Recall that without the shortcut road, the cost to each car was 32. By adding additional road capacity we have actually increased the cost to every driver!

This example provides a feel for the actual Braess's Paradox. Because of its obvious relation to data packets traveling on a network system, Braess's Paradox has been investigated heavily by researchers. You can informally summarize the paradox: it is sometimes possible to increase network congestion by increasing the number of routes between nodes. From a software testing point of view, Braess's Paradox can arise when running network performance tests. To be honest, the chances of you running into Braess's Paradox are very slim. But the phenomenon does exist and the moral is that you should not assume that adding capacity to a network will necessarily improve performance. If your add capacity and do not see the performance improvement you were expecting, Braess's Paradox is one of the things to investigate.

Essentially, Parrondo's Paradox states that two losing gambling games, let's call them Game A and Game B, can be set up so that when they are played one after the other, they become winning games. There are many ways to construct examples of Parrondo's Paradox, the simplest is to use three biased coins.

Game A is a simple coin-flipping game. You flip a coin and if the coin comes up heads, you win \$1. If the coin comes up tails, you lose \$1. Coin 1 is slightly biased so that it comes up heads with probability of p1 = 0.495 (and therefore tails has a probability of 1-p1 = 0.505). If you play this game over and over, you will steadily lose money over time. Game B is slightly more complicated, with two coins. The first coin in this game, Coin 2, has a probability of winning (heads) p2 = 0.095. This is a very bad coin. Coin 3, the second coin, has a probability of winning p3 = 0.745. This is a good coin.
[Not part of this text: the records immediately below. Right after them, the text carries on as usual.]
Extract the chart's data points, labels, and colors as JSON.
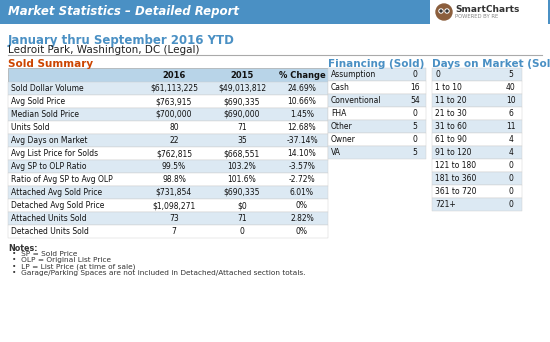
{
  "header_title": "Market Statistics – Detailed Report",
  "header_bg": "#4a90c4",
  "header_text_color": "#ffffff",
  "date_line": "January thru September 2016 YTD",
  "location_line": "Ledroit Park, Washington, DC (Legal)",
  "sold_summary_title": "Sold Summary",
  "sold_headers": [
    "",
    "2016",
    "2015",
    "% Change"
  ],
  "sold_rows": [
    [
      "Sold Dollar Volume",
      "$61,113,225",
      "$49,013,812",
      "24.69%"
    ],
    [
      "Avg Sold Price",
      "$763,915",
      "$690,335",
      "10.66%"
    ],
    [
      "Median Sold Price",
      "$700,000",
      "$690,000",
      "1.45%"
    ],
    [
      "Units Sold",
      "80",
      "71",
      "12.68%"
    ],
    [
      "Avg Days on Market",
      "22",
      "35",
      "-37.14%"
    ],
    [
      "Avg List Price for Solds",
      "$762,815",
      "$668,551",
      "14.10%"
    ],
    [
      "Avg SP to OLP Ratio",
      "99.5%",
      "103.2%",
      "-3.57%"
    ],
    [
      "Ratio of Avg SP to Avg OLP",
      "98.8%",
      "101.6%",
      "-2.72%"
    ],
    [
      "Attached Avg Sold Price",
      "$731,854",
      "$690,335",
      "6.01%"
    ],
    [
      "Detached Avg Sold Price",
      "$1,098,271",
      "$0",
      "0%"
    ],
    [
      "Attached Units Sold",
      "73",
      "71",
      "2.82%"
    ],
    [
      "Detached Units Sold",
      "7",
      "0",
      "0%"
    ]
  ],
  "financing_title": "Financing (Sold)",
  "financing_rows": [
    [
      "Assumption",
      "0"
    ],
    [
      "Cash",
      "16"
    ],
    [
      "Conventional",
      "54"
    ],
    [
      "FHA",
      "0"
    ],
    [
      "Other",
      "5"
    ],
    [
      "Owner",
      "0"
    ],
    [
      "VA",
      "5"
    ]
  ],
  "dom_title": "Days on Market (Sold)",
  "dom_rows": [
    [
      "0",
      "5"
    ],
    [
      "1 to 10",
      "40"
    ],
    [
      "11 to 20",
      "10"
    ],
    [
      "21 to 30",
      "6"
    ],
    [
      "31 to 60",
      "11"
    ],
    [
      "61 to 90",
      "4"
    ],
    [
      "91 to 120",
      "4"
    ],
    [
      "121 to 180",
      "0"
    ],
    [
      "181 to 360",
      "0"
    ],
    [
      "361 to 720",
      "0"
    ],
    [
      "721+",
      "0"
    ]
  ],
  "notes_title": "Notes:",
  "notes": [
    "SP = Sold Price",
    "OLP = Original List Price",
    "LP = List Price (at time of sale)",
    "Garage/Parking Spaces are not included in Detached/Attached section totals."
  ],
  "table_header_bg": "#b8d4e8",
  "table_alt_bg": "#dce9f3",
  "table_white_bg": "#ffffff",
  "accent_color": "#4a90c4",
  "sold_summary_color": "#cc4400",
  "financing_color": "#4a90c4",
  "dom_color": "#4a90c4"
}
You start out with some fixed amount of money, say \$300. To play Game B you have two steps. First, you check to see if the amount of money you have is a multiple of 3 (\$300, \$297, \$303, or such). If your current capital is a multiple of three, you flip Coin 2 (the very bad coin) and either win \$1 or lose \$1. If your current capital is not evenly divisible by 3, you flip Coin 3 (the good coin) and win \$1 or lose \$1. Although it is not entirely obvious, if you play Game B over and over, you will certainly lose money over time.

At this point, you have two losing games. What do you suppose happens if we play Game A and then Game B either in a random pattern or a fixed pattern like ABB, ABB, ABB, and so on? Astonishingly, when played together, the losing games will actually win over time! The code accompanying this column gives a very lightweight simulation written in C#. Figure 6 shows a screen shot of the last part of a sample run of the program. Figure 6** Parrondo's Paradox in Action **

The game was created by the Spanish physicist Juan M. R. Parrondo. In 1999, G. P. Harmer and D. Abbott published "Losing Strategies Can Win by Parrondo's Paradox, "naming the paradox after Parrondo. Since then, there has been quite a bit of research on this game and its variants, including the effects of changing the various probabilities of the three coins and changing the pattern which determines whether to play Game A or Game B.

Realistically, the chances of you encountering Parrondo's Paradox are remote. In one far-fetched scenario, you start with some fixed amount of process priority (corresponding to capital in Parrondo's Paradox), you have some subroutine that increases or decreases the process priority based on CPU usage (corresponding to Game A), and you have a second subroutine that increases or decreases process priority contingent upon the current priority (corresponding to Game B). The two subroutines are designed to probabilistically reduce process priority separately over time. However, when the two subroutines are called over and over, they actually increase process priority. Admittedly, this is a real stretch, but Parrondo's Paradox is just too interesting to be left out of this column!